Twenty years later a drop in the homicide rate gave the crime lab a chance to re-examine the evidence. DNA tests proved the attacker had been a woman.
It probably wasn’t too hard for the homicide detectives to investigate Detrective Stephanie Lazarus, because she was working in the Art Fraud office, just across the hall. After sneaking a DNA sample from her they asked her to come to the jail to help question a suspect. Once she had turned in her gun at the jail house she was told that she was the suspect. She is awaiting trial.
Who are you going to believe: me or your lying eyes?
In Queens, New York, undercover cops spent two hours in a bar and then had six men arrested for selling them cocaine.
Two of the arrested men were brothers, José and Maximo Colon. While they were in jail the convenience store they owned went out of business because they lost their licenses to sell tobacco, alcohol, and lottery tickets.
Finally José got out of jail and went back to the bar where he had been arrested. He and the owner went through the surveillance tapes which showed that he and his brother had been sitting at the bar, minding their own business, during the time the undercover officers claimed they had been selling cocaine.
The Colon brothers’ attorney, a former prosecutor, said that when she saw the tapes “I almost threw up.” She was thinking of the thousands of cases she had prosecuted on similar undercover testimony.
Officer Henry Tavarez and Detective Stephen Anderson are awaiting trial on charges of drug dealing, among other things. The vindicated brothers are suing the city for ten million. Sometimes Big Brother roots for the little guy, I guess.

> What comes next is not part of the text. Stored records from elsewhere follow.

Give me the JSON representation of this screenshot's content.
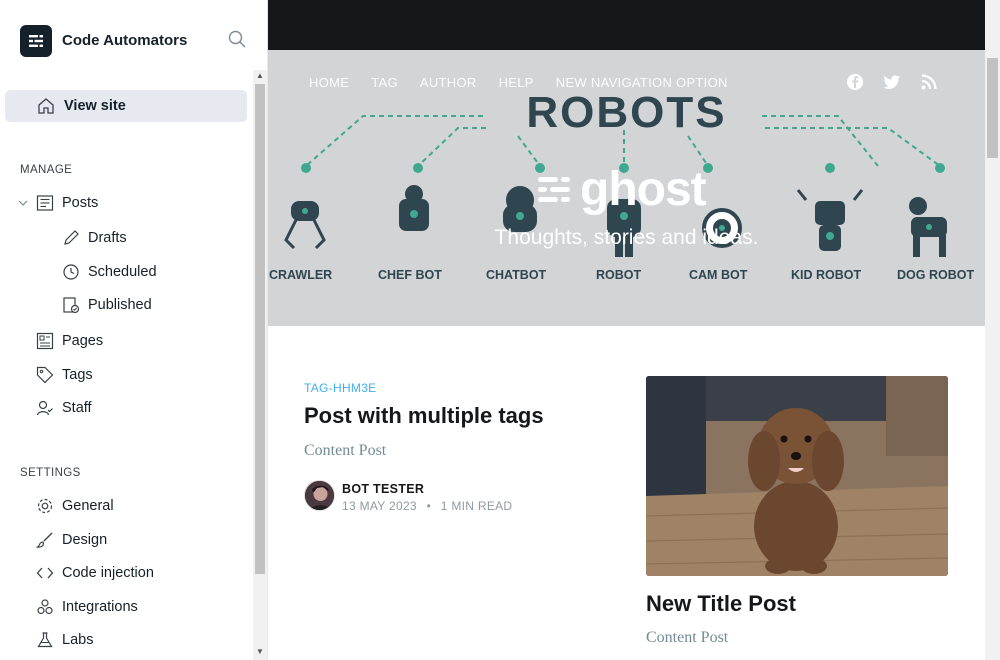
{
  "sidebar": {
    "brand_name": "Code Automators",
    "view_site": "View site",
    "manage_label": "MANAGE",
    "settings_label": "SETTINGS",
    "posts": "Posts",
    "drafts": "Drafts",
    "scheduled": "Scheduled",
    "published": "Published",
    "pages": "Pages",
    "tags": "Tags",
    "staff": "Staff",
    "general": "General",
    "design": "Design",
    "code_injection": "Code injection",
    "integrations": "Integrations",
    "labs": "Labs"
  },
  "site": {
    "nav": [
      "HOME",
      "TAG",
      "AUTHOR",
      "HELP",
      "NEW NAVIGATION OPTION"
    ],
    "hero_title": "ROBOTS",
    "robots": [
      "CRAWLER",
      "CHEF BOT",
      "CHATBOT",
      "ROBOT",
      "CAM BOT",
      "KID ROBOT",
      "DOG ROBOT"
    ],
    "logo_text": "ghost",
    "tagline": "Thoughts, stories and ideas."
  },
  "post1": {
    "tag": "TAG-HHM3E",
    "title": "Post with multiple tags",
    "excerpt": "Content Post",
    "author": "BOT TESTER",
    "date": "13 MAY 2023",
    "separator": "•",
    "read_time": "1 MIN READ"
  },
  "post2": {
    "title": "New Title Post",
    "excerpt": "Content Post"
  },
  "colors": {
    "accent": "#3eb0ef",
    "dark": "#15212a",
    "hero_bg": "#d2d4d6",
    "teal": "#3fa88f"
  }
}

So, these stories demonstrate that things can get a little odd on the crazy coasts. But surely in the Midwest, America’s Heartland ™, nothing like that goes on, right?
Don’t tell that to a woman in Martins Ferry, Ohio. She is the surrogate carrying the baby of Matthew Broderick and Sarah Jessica Parker. Now it is being reported that someone conspired to break into her house, hoping to find souvenirs that could be sold to a tabloid newspaper.
By now you are probably suspecting it was a policeman. Well, you’re wrong. Apparently it was two of them, and not just any cops, either. The alleged conspirators are Martins Ferry Chief of Police Barry Carpenter and Bridgeport Chief of Police Chad Dojack.
A presumption and a happy thought
Of course, all of these folks are innocent until proven guilty.
And who would know that better than them?